Side effects to treatment were generally mild, although two patients experienced Grade 3 adverse events of fatigue and decreased appetite. Investigators also reported one case of isolated enzyme elevations without pancreatitis, which was judged to be Grade 4.
While the results show Mirati's drug to be active, the early nature of the data limit what conclusions can be drawn about the treatment's ultimate efficacy. Scans to confirm responses were done after six weeks, meaning follow-up to initial responses is very limited.
Moreover, physicians and analysts usually wait for response rate data across several dozen patients, at least, before being confident in results.
Amgen and Mirati are the first in a wave of companies newly interested in targeting KRAS. Johnson & Johnson and Boehringer Ingelheim recently began Phase 1 studies of their own, while other efforts are underway at Moderna, BridgeBio and the National Cancer Institute.
Each of Amgen, Mirati and J&J's drugs target a specific type of KRAS mutation known as G12C, present in 13% of all lung cancers and between 1% and 3% of other solid tumors according to numbers cited by Amgen.
Research activity around KRAS G12C increased following a 2013 paper from researchers at the University of San Francisco, California, which described one approach to binding a drug to the mutant KRAS protein.
Both Amgen and Mirati designed their respective compounds to irreversibly lock onto to what Amgen's head of cancer development Greg Friberg calls a "hidden groove" on the KRAS protein.
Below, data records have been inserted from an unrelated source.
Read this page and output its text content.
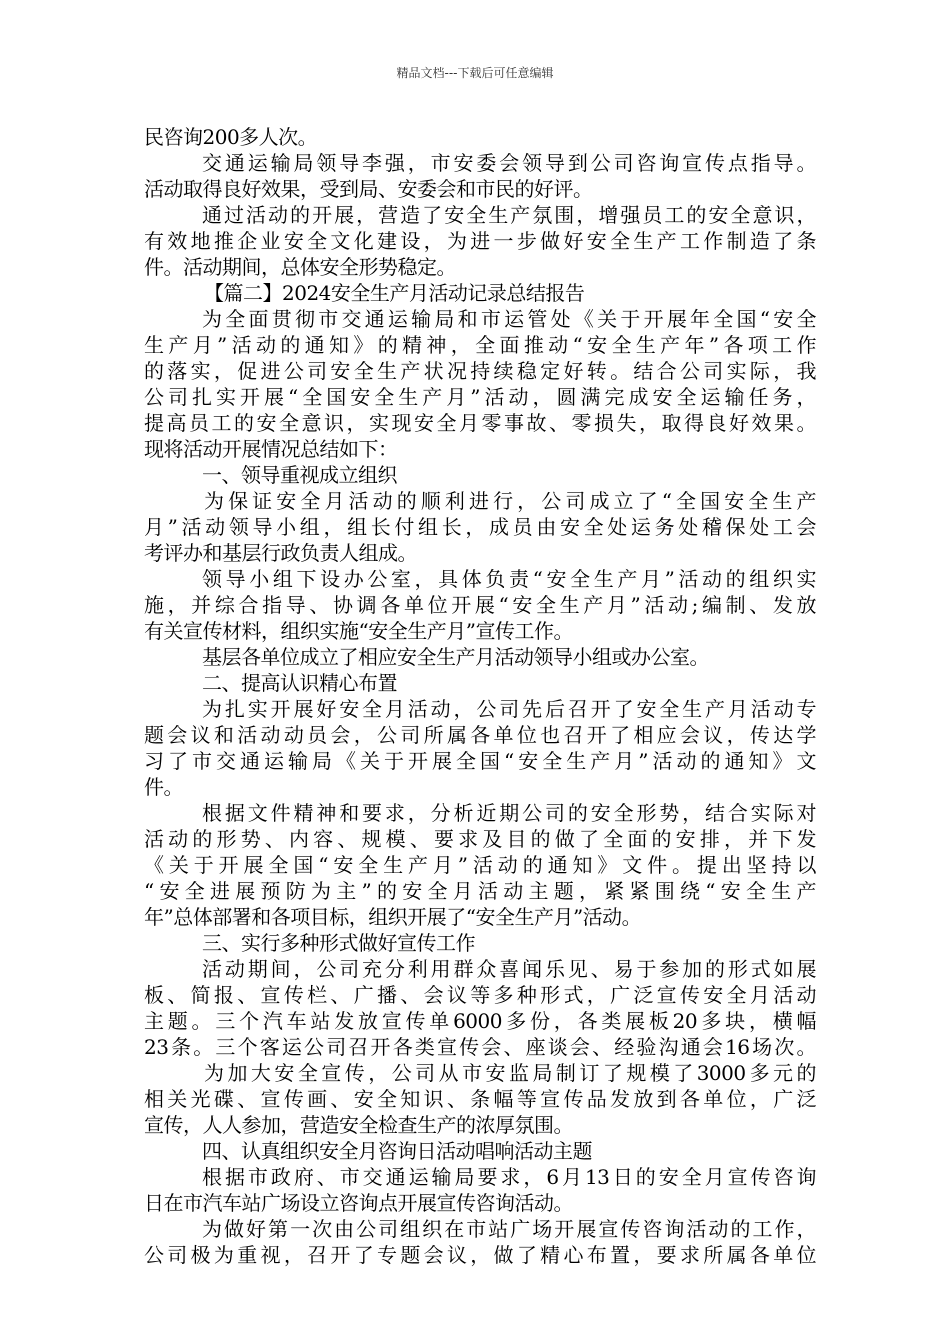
精品文档---下载后可任意编辑
民咨询200多人次。
交通运输局领导李强，市安委会领导到公司咨询宣传点指导。
活动取得良好效果，受到局、安委会和市民的好评。
通过活动的开展，营造了安全生产氛围，增强员工的安全意识，
有效地推企业安全文化建设，为进一步做好安全生产工作制造了条
件。活动期间，总体安全形势稳定。
【篇二】2024安全生产月活动记录总结报告
为全面贯彻市交通运输局和市运管处《关于开展年全国“安全
生产月”活动的通知》的精神，全面推动“安全生产年”各项工作
的落实，促进公司安全生产状况持续稳定好转。结合公司实际，我
公司扎实开展“全国安全生产月”活动，圆满完成安全运输任务，
提高员工的安全意识，实现安全月零事故、零损失，取得良好效果。
现将活动开展情况总结如下：
一、领导重视成立组织
为保证安全月活动的顺利进行，公司成立了“全国安全生产
月”活动领导小组，组长付组长，成员由安全处运务处稽保处工会
考评办和基层行政负责人组成。
领导小组下设办公室，具体负责“安全生产月”活动的组织实
施，并综合指导、协调各单位开展“安全生产月”活动;编制、发放
有关宣传材料，组织实施“安全生产月”宣传工作。
基层各单位成立了相应安全生产月活动领导小组或办公室。
二、提高认识精心布置
为扎实开展好安全月活动，公司先后召开了安全生产月活动专
题会议和活动动员会，公司所属各单位也召开了相应会议，传达学
习了市交通运输局《关于开展全国“安全生产月”活动的通知》文
件。
根据文件精神和要求，分析近期公司的安全形势，结合实际对
活动的形势、内容、规模、要求及目的做了全面的安排，并下发
《关于开展全国“安全生产月”活动的通知》文件。提出坚持以
“安全进展预防为主”的安全月活动主题，紧紧围绕“安全生产
年”总体部署和各项目标，组织开展了“安全生产月”活动。
三、实行多种形式做好宣传工作
活动期间，公司充分利用群众喜闻乐见、易于参加的形式如展
板、简报、宣传栏、广播、会议等多种形式，广泛宣传安全月活动
主题。三个汽车站发放宣传单6000多份，各类展板20多块，横幅
23条。三个客运公司召开各类宣传会、座谈会、经验沟通会16场次。
为加大安全宣传，公司从市安监局制订了规模了3000多元的
相关光碟、宣传画、安全知识、条幅等宣传品发放到各单位，广泛
宣传，人人参加，营造安全检查生产的浓厚氛围。
四、认真组织安全月咨询日活动唱响活动主题
根据市政府、市交通运输局要求，6月13日的安全月宣传咨询
日在市汽车站广场设立咨询点开展宣传咨询活动。
为做好第一次由公司组织在市站广场开展宣传咨询活动的工作，
公司极为重视，召开了专题会议，做了精心布置，要求所属各单位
In scientific terms, the drugs are known as covalent inhibitors, a type of molecule that was once disfavored by large drugmakers.
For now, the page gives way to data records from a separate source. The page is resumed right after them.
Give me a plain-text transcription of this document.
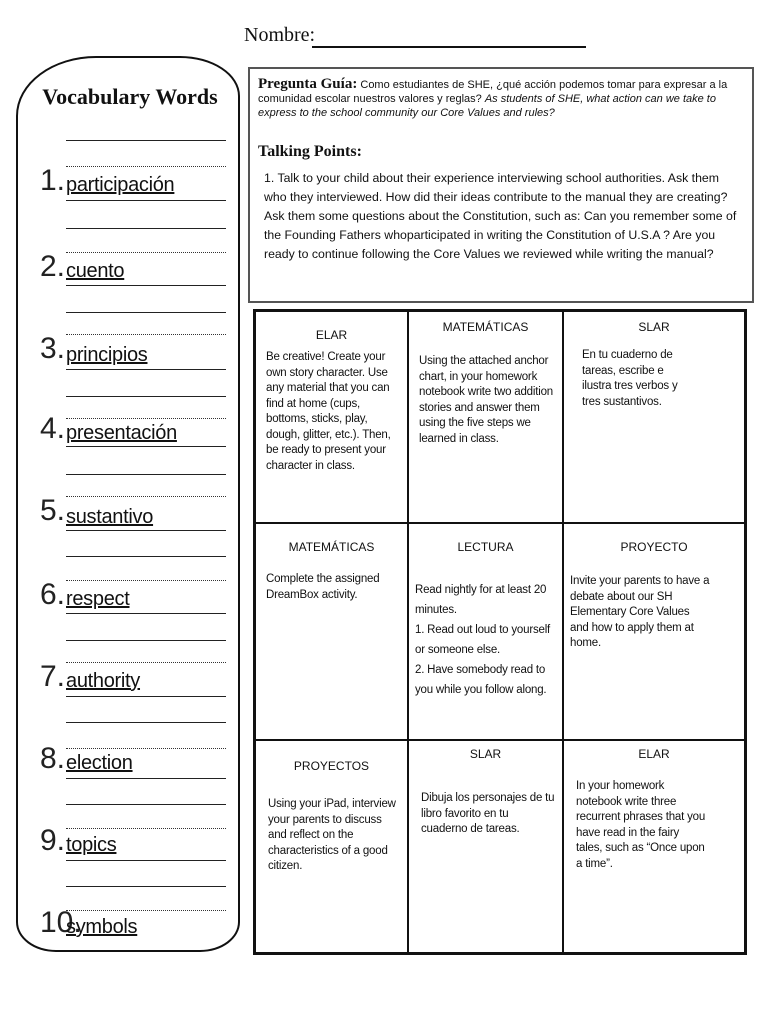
Nombre:
Vocabulary Words
1. participación
2. cuento
3. principios
4. presentación
5. sustantivo
6. respect
7. authority
8. election
9. topics
10.
symbols
Pregunta Guía: Como estudiantes de SHE, ¿qué acción podemos tomar para expresar a la comunidad escolar nuestros valores y reglas? As students of SHE, what action can we take to express to the school community our Core Values and rules?
Talking Points:
1. Talk to your child about their experience interviewing school authorities. Ask them who they interviewed. How did their ideas contribute to the manual they are creating? Ask them some questions about the Constitution, such as: Can you remember some of the Founding Fathers whoparticipated in writing the Constitution of U.S.A ? Are you ready to continue following the Core Values we reviewed while writing the manual?
ELAR
Be creative! Create your own story character. Use any material that you can find at home (cups, bottoms, sticks, play, dough, glitter, etc.). Then, be ready to present your character in class.
MATEMÁTICAS
Using the attached anchor chart, in your homework notebook write two addition stories and answer them using the five steps we learned in class.
SLAR
En tu cuaderno de tareas, escribe e ilustra tres verbos y tres sustantivos.
MATEMÁTICAS
Complete the assigned DreamBox activity.
LECTURA
Read nightly for at least 20 minutes.
1. Read out loud to yourself or someone else.
2. Have somebody read to you while you follow along.
PROYECTO
Invite your parents to have a debate about our SH Elementary Core Values and how to apply them at home.
PROYECTOS
Using your iPad, interview your parents to discuss and reflect on the characteristics of a good citizen.
SLAR
Dibuja los personajes de tu libro favorito en tu cuaderno de tareas.
ELAR
In your homework notebook write three recurrent phrases that you have read in the fairy tales, such as “Once upon a time”.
"Historically, there was a period of time when covalent inhibitors got a bad reputation in the pharmaceutical industry for causing liver injury," said William Sellers, a member of the Broad Institute of MIT and Harvard as well as an advisor at Dana-Farber, on the Monday call with reporters.
"Ibrutinib was sort of a rebirth, which turned out to be a covalent inhibitor of BTK and ... ignited that field again," he added, referring to AbbVie and J&J's top-selling blood cancer drug Imbruvica. Other covalent inhibitors, such as AstraZeneca's Tagrisso and Boehringer's Gilotrif, are also approved.
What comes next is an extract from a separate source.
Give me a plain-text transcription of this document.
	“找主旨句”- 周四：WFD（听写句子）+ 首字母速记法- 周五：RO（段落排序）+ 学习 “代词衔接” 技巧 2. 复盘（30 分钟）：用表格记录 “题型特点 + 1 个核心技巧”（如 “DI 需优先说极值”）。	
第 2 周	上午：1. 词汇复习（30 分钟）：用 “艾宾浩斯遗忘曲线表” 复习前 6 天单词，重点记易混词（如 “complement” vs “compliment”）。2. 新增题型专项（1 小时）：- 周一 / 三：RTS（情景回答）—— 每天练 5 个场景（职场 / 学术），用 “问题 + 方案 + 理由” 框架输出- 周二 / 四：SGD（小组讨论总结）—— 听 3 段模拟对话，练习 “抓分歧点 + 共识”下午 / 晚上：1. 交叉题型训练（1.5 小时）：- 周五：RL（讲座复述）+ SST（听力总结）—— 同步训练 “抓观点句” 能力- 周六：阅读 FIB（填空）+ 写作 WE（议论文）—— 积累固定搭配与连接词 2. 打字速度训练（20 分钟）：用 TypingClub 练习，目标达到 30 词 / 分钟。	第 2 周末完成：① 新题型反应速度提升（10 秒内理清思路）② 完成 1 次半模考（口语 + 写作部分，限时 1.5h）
In that respect, Amgen's and Mirati's work on KRAS inhibition is part of a broader revolution in targeted cancer therapies, one that's yielded dozens of approvals.
Such treatments aren't definitive, though. Tumors often respond and mutate, resulting in resistance that can lead to relapses and disease progression. For that reason, Amgen is planning combination studies with its drug in hopes of achieving greater efficacy and more durable responses.